Elad Lassry, Untitled (Strawberry, Kids), 2013, C-print, walnut frame, 4-ply silk, 14 1/2 by 11 1/2 by 1 1/2 inches.

 

"The questions for me are about this very mysterious unit that is the picture—it brings on a set of assumptions and built-in ways of looking that I am in constant battle with," says artist Elad Lassry of his deceptively simple and highly conceptual work. The artist is the focus of a new show opening this week at New York's 303 Gallery (Sept. 12-Oct. 26), his first since joining the gallery's stable in March.

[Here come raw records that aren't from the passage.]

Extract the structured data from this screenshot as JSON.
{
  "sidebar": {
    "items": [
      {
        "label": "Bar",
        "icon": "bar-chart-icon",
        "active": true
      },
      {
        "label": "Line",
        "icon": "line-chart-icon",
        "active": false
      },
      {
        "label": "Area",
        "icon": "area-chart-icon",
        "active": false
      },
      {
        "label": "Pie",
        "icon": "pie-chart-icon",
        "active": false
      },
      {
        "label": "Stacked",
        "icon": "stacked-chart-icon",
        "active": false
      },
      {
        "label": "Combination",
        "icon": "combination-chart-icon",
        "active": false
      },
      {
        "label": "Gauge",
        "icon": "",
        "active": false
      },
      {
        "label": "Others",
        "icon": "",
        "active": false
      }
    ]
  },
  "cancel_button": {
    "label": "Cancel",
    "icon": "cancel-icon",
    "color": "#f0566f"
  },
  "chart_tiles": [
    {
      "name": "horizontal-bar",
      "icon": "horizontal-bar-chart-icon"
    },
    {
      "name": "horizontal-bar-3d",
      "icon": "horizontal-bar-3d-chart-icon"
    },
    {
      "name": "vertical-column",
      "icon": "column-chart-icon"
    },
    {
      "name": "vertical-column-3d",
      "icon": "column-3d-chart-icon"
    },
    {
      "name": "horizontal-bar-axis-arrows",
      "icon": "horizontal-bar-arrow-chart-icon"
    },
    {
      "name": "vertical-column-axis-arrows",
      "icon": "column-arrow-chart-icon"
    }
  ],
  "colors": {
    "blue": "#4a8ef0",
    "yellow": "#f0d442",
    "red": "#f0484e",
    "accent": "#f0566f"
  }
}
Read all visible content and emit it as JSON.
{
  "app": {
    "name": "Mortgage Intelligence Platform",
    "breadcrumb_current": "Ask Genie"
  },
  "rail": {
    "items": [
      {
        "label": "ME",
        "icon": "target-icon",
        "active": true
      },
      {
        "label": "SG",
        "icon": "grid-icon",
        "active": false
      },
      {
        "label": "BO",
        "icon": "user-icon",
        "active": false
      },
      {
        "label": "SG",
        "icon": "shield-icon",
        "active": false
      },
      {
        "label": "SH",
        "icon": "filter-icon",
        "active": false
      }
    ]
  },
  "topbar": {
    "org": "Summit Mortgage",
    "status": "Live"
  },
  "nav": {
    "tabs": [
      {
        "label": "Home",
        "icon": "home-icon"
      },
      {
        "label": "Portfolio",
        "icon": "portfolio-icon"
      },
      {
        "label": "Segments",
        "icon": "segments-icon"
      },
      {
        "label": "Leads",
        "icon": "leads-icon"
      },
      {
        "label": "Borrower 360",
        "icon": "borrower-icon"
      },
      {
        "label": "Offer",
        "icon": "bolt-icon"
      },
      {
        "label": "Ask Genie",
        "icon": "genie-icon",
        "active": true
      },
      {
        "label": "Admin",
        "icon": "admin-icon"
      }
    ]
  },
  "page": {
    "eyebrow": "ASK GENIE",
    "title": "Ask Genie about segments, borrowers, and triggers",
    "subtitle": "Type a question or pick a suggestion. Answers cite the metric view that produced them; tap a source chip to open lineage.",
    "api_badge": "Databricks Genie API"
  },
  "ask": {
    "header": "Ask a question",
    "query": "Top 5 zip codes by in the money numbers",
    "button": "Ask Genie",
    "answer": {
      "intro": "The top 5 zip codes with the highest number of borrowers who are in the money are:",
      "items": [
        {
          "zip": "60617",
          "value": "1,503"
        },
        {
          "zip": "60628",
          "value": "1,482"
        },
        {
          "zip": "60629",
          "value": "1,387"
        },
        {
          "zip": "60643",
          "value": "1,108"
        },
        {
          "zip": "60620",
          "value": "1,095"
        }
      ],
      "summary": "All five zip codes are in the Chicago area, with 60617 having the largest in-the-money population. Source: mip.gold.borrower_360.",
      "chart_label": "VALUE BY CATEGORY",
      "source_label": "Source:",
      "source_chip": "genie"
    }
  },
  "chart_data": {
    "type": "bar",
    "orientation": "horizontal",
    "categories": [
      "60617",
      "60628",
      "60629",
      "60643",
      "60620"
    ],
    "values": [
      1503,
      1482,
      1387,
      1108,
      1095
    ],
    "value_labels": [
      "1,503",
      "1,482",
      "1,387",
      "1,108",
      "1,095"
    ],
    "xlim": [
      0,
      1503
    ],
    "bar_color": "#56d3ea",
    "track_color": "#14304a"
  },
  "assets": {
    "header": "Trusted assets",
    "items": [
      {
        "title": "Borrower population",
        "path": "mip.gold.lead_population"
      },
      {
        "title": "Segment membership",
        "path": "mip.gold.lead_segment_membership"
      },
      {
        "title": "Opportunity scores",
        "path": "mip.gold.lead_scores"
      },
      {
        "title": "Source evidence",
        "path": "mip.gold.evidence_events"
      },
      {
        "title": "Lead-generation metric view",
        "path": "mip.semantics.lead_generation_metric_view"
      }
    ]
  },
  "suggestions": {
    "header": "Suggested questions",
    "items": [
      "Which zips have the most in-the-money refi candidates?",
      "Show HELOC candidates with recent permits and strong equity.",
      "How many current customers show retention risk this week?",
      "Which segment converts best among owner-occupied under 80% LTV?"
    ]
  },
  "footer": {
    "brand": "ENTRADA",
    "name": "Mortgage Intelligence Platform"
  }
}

Hailing from Tel Aviv and living in Los Angeles, Lassry, 35, has created a body of work that deconstructs photography and the ways that viewers perceive and understand it. He aims to achieve that goal not by analyzing photographs semiotically, but rather by examining and playing with their physical reality. He wants to divorce photographs from their own "picturehood." Lassry is known for photographing everything from people to flamingos to teapots in a style reminiscent of vintage stock photography, posing his subjects in the studio against generic, brightly colored backgrounds.

At 303, Lassry is showing new work that differs from his past output in that it exclusively uses appropriated images, which he has then manipulated in various ways—whether by displaying multiple prints or encasing framed photographs in pleated silk.

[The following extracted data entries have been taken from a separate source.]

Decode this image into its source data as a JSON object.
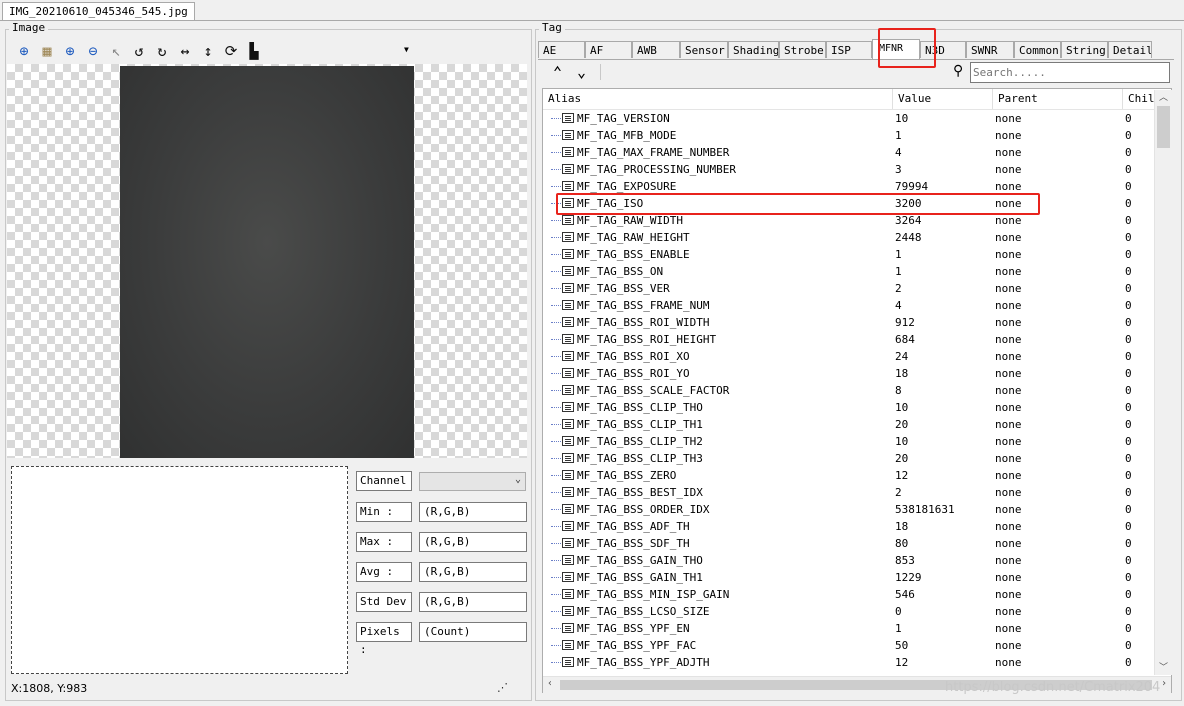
{
  "file_tab": "IMG_20210610_045346_545.jpg",
  "image_panel": {
    "title": "Image",
    "toolbar_icons": [
      "fit-icon",
      "grid-icon",
      "zoom-in-icon",
      "zoom-out-icon",
      "pointer-icon",
      "rotate-left-icon",
      "rotate-right-icon",
      "flip-horizontal-icon",
      "flip-vertical-icon",
      "refresh-icon",
      "histogram-icon",
      "dropdown-icon"
    ],
    "stats": [
      {
        "label": "Min :",
        "value": "(R,G,B)"
      },
      {
        "label": "Max :",
        "value": "(R,G,B)"
      },
      {
        "label": "Avg :",
        "value": "(R,G,B)"
      },
      {
        "label": "Std Dev",
        "value": "(R,G,B)"
      },
      {
        "label": "Pixels :",
        "value": "(Count)"
      }
    ],
    "channel_label": "Channel",
    "channel_value": "",
    "coords": "X:1808, Y:983"
  },
  "tag_panel": {
    "title": "Tag",
    "tabs": [
      "AE",
      "AF",
      "AWB",
      "Sensor",
      "Shading",
      "Strobe",
      "ISP",
      "MFNR",
      "N3D",
      "SWNR",
      "Common",
      "String",
      "Detail"
    ],
    "active_tab": "MFNR",
    "search_placeholder": "Search.....",
    "columns": [
      "Alias",
      "Value",
      "Parent",
      "Chil"
    ],
    "rows": [
      {
        "alias": "MF_TAG_VERSION",
        "value": "10",
        "parent": "none",
        "child": "0"
      },
      {
        "alias": "MF_TAG_MFB_MODE",
        "value": "1",
        "parent": "none",
        "child": "0"
      },
      {
        "alias": "MF_TAG_MAX_FRAME_NUMBER",
        "value": "4",
        "parent": "none",
        "child": "0"
      },
      {
        "alias": "MF_TAG_PROCESSING_NUMBER",
        "value": "3",
        "parent": "none",
        "child": "0"
      },
      {
        "alias": "MF_TAG_EXPOSURE",
        "value": "79994",
        "parent": "none",
        "child": "0"
      },
      {
        "alias": "MF_TAG_ISO",
        "value": "3200",
        "parent": "none",
        "child": "0"
      },
      {
        "alias": "MF_TAG_RAW_WIDTH",
        "value": "3264",
        "parent": "none",
        "child": "0"
      },
      {
        "alias": "MF_TAG_RAW_HEIGHT",
        "value": "2448",
        "parent": "none",
        "child": "0"
      },
      {
        "alias": "MF_TAG_BSS_ENABLE",
        "value": "1",
        "parent": "none",
        "child": "0"
      },
      {
        "alias": "MF_TAG_BSS_ON",
        "value": "1",
        "parent": "none",
        "child": "0"
      },
      {
        "alias": "MF_TAG_BSS_VER",
        "value": "2",
        "parent": "none",
        "child": "0"
      },
      {
        "alias": "MF_TAG_BSS_FRAME_NUM",
        "value": "4",
        "parent": "none",
        "child": "0"
      },
      {
        "alias": "MF_TAG_BSS_ROI_WIDTH",
        "value": "912",
        "parent": "none",
        "child": "0"
      },
      {
        "alias": "MF_TAG_BSS_ROI_HEIGHT",
        "value": "684",
        "parent": "none",
        "child": "0"
      },
      {
        "alias": "MF_TAG_BSS_ROI_XO",
        "value": "24",
        "parent": "none",
        "child": "0"
      },
      {
        "alias": "MF_TAG_BSS_ROI_YO",
        "value": "18",
        "parent": "none",
        "child": "0"
      },
      {
        "alias": "MF_TAG_BSS_SCALE_FACTOR",
        "value": "8",
        "parent": "none",
        "child": "0"
      },
      {
        "alias": "MF_TAG_BSS_CLIP_THO",
        "value": "10",
        "parent": "none",
        "child": "0"
      },
      {
        "alias": "MF_TAG_BSS_CLIP_TH1",
        "value": "20",
        "parent": "none",
        "child": "0"
      },
      {
        "alias": "MF_TAG_BSS_CLIP_TH2",
        "value": "10",
        "parent": "none",
        "child": "0"
      },
      {
        "alias": "MF_TAG_BSS_CLIP_TH3",
        "value": "20",
        "parent": "none",
        "child": "0"
      },
      {
        "alias": "MF_TAG_BSS_ZERO",
        "value": "12",
        "parent": "none",
        "child": "0"
      },
      {
        "alias": "MF_TAG_BSS_BEST_IDX",
        "value": "2",
        "parent": "none",
        "child": "0"
      },
      {
        "alias": "MF_TAG_BSS_ORDER_IDX",
        "value": "538181631",
        "parent": "none",
        "child": "0"
      },
      {
        "alias": "MF_TAG_BSS_ADF_TH",
        "value": "18",
        "parent": "none",
        "child": "0"
      },
      {
        "alias": "MF_TAG_BSS_SDF_TH",
        "value": "80",
        "parent": "none",
        "child": "0"
      },
      {
        "alias": "MF_TAG_BSS_GAIN_THO",
        "value": "853",
        "parent": "none",
        "child": "0"
      },
      {
        "alias": "MF_TAG_BSS_GAIN_TH1",
        "value": "1229",
        "parent": "none",
        "child": "0"
      },
      {
        "alias": "MF_TAG_BSS_MIN_ISP_GAIN",
        "value": "546",
        "parent": "none",
        "child": "0"
      },
      {
        "alias": "MF_TAG_BSS_LCSO_SIZE",
        "value": "0",
        "parent": "none",
        "child": "0"
      },
      {
        "alias": "MF_TAG_BSS_YPF_EN",
        "value": "1",
        "parent": "none",
        "child": "0"
      },
      {
        "alias": "MF_TAG_BSS_YPF_FAC",
        "value": "50",
        "parent": "none",
        "child": "0"
      },
      {
        "alias": "MF_TAG_BSS_YPF_ADJTH",
        "value": "12",
        "parent": "none",
        "child": "0"
      }
    ]
  },
  "watermark": "https://blog.csdn.net/Cmatrix204",
  "colors": {
    "highlight": "#e8231c",
    "accent_icon": "#1e5bbf"
  }
}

The artist discussed the show, his artistic process, and why digital photography is the miserable victim of old scholars with A.i.A. via e-mail this week.

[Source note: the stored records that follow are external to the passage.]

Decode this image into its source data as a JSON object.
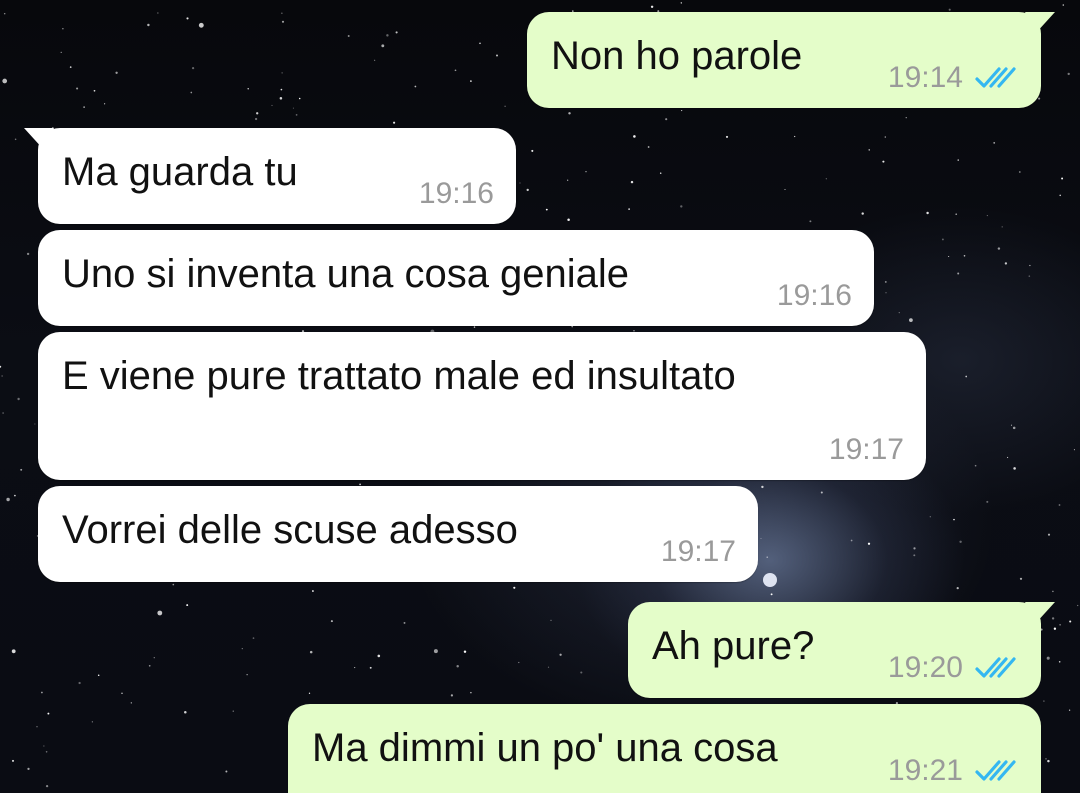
{
  "chat": {
    "messages": [
      {
        "direction": "outgoing",
        "text": "Non ho parole",
        "time": "19:14",
        "status": "read"
      },
      {
        "direction": "incoming",
        "text": "Ma guarda tu",
        "time": "19:16"
      },
      {
        "direction": "incoming",
        "text": "Uno si inventa una cosa geniale",
        "time": "19:16"
      },
      {
        "direction": "incoming",
        "text": "E viene pure trattato male ed insultato",
        "time": "19:17"
      },
      {
        "direction": "incoming",
        "text": "Vorrei delle scuse adesso",
        "time": "19:17"
      },
      {
        "direction": "outgoing",
        "text": "Ah pure?",
        "time": "19:20",
        "status": "read"
      },
      {
        "direction": "outgoing",
        "text": "Ma dimmi un po' una cosa",
        "time": "19:21",
        "status": "read"
      }
    ]
  },
  "colors": {
    "incoming_bubble": "#ffffff",
    "outgoing_bubble": "#e4fdc9",
    "read_ticks": "#34b7f1",
    "timestamp": "#9a9a9a"
  },
  "icons": {
    "read_receipt": "double-check-icon"
  }
}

BERYL GILOTHWEST What can you tell us about the selection of work you will be showing at 303?

ELAD LASSRY
In terms of the pictures in this exhibition, I worked exclusively with sourced negatives, mostly acquired via auctions. I was interested in applying my investigation to material I have less control over. Part of this quest rolled over to the handling of these negatives once they arrived at the studio. It was clear to me that they had to go through a set of obstacles before becoming a work. I engaged in a series of absurdly analog techniques to reengage with the prints I made from the negatives. Some negatives were partly overexposed, some were punched with holes. Others were printed without interference, but later partially covered by a tailored casing and blankets.

GILOTHWEST
How has your prior work informed what is in this show and what will we see in it that is different?

LASSRY
I often exhibit pictures that I take in my studio that are a result of a mixture of my own accumulated "mental pictures" and collections of found archives. In a sense, I think of them as a new encapsulated archive that fits into a small frame. In this current series, I am trying to arrive at that condition through photographs that are already in existence. I was interested in this challenge as part of the search for the core of the photographic problem. That is, could these problems be articulated in photographic units in which decisions were activated by another source? This is not a question of appropriation or authorship, but rather the picture as a unit, something that potentially generates instabilities outside our control.

GILOTHWEST
Can you speak to the sculptural elements of your recent work?

LASSRY
It has been a core element of my work since the beginning. Perhaps I am using techniques that call more direct attention to it now, but the first works that I exhibited, back in 2007, dealt with the photograph as a sculpture.

GILOTHWEST
I was especially drawn to your incorporation of tailored silk as a frame or encasement of sorts in your new pieces like Untitled (Strawberry, Kids). Can you speak to the thought process behind that artistic decision and what inspired it?

LASSRY
In those pieces, I am referring to a marriage with the applied arts. Some of the negatives that I printed called to mind a modernist tradition, where considerations of the frame, as in composition, are crucial. When I thought about how I could intervene with the composition, a tension came to mind. I wondered what kind of effect the inclusion of something like a pleated silk, which is a domestic craft and not subject to technology, would have. Could the pleats become part of the picture? If so, what kind of new picture would result?

GILOTHWEST
Can you tell me about the relationship between analog and digital in your work?

LASSRY
Digital photography has become a miserable victim of old scholars. The core questions around the picture have little to do with the rapid technological changes that take place. These have always existed, in different forms and levels. For this exhibition, I avoided using any recent technology precisely for these reasons. I really wanted to arrive at my examinations from the back door. I don't believe that tension comes from the mantra that nowadays photos are so accessible and all that exhausting chatter.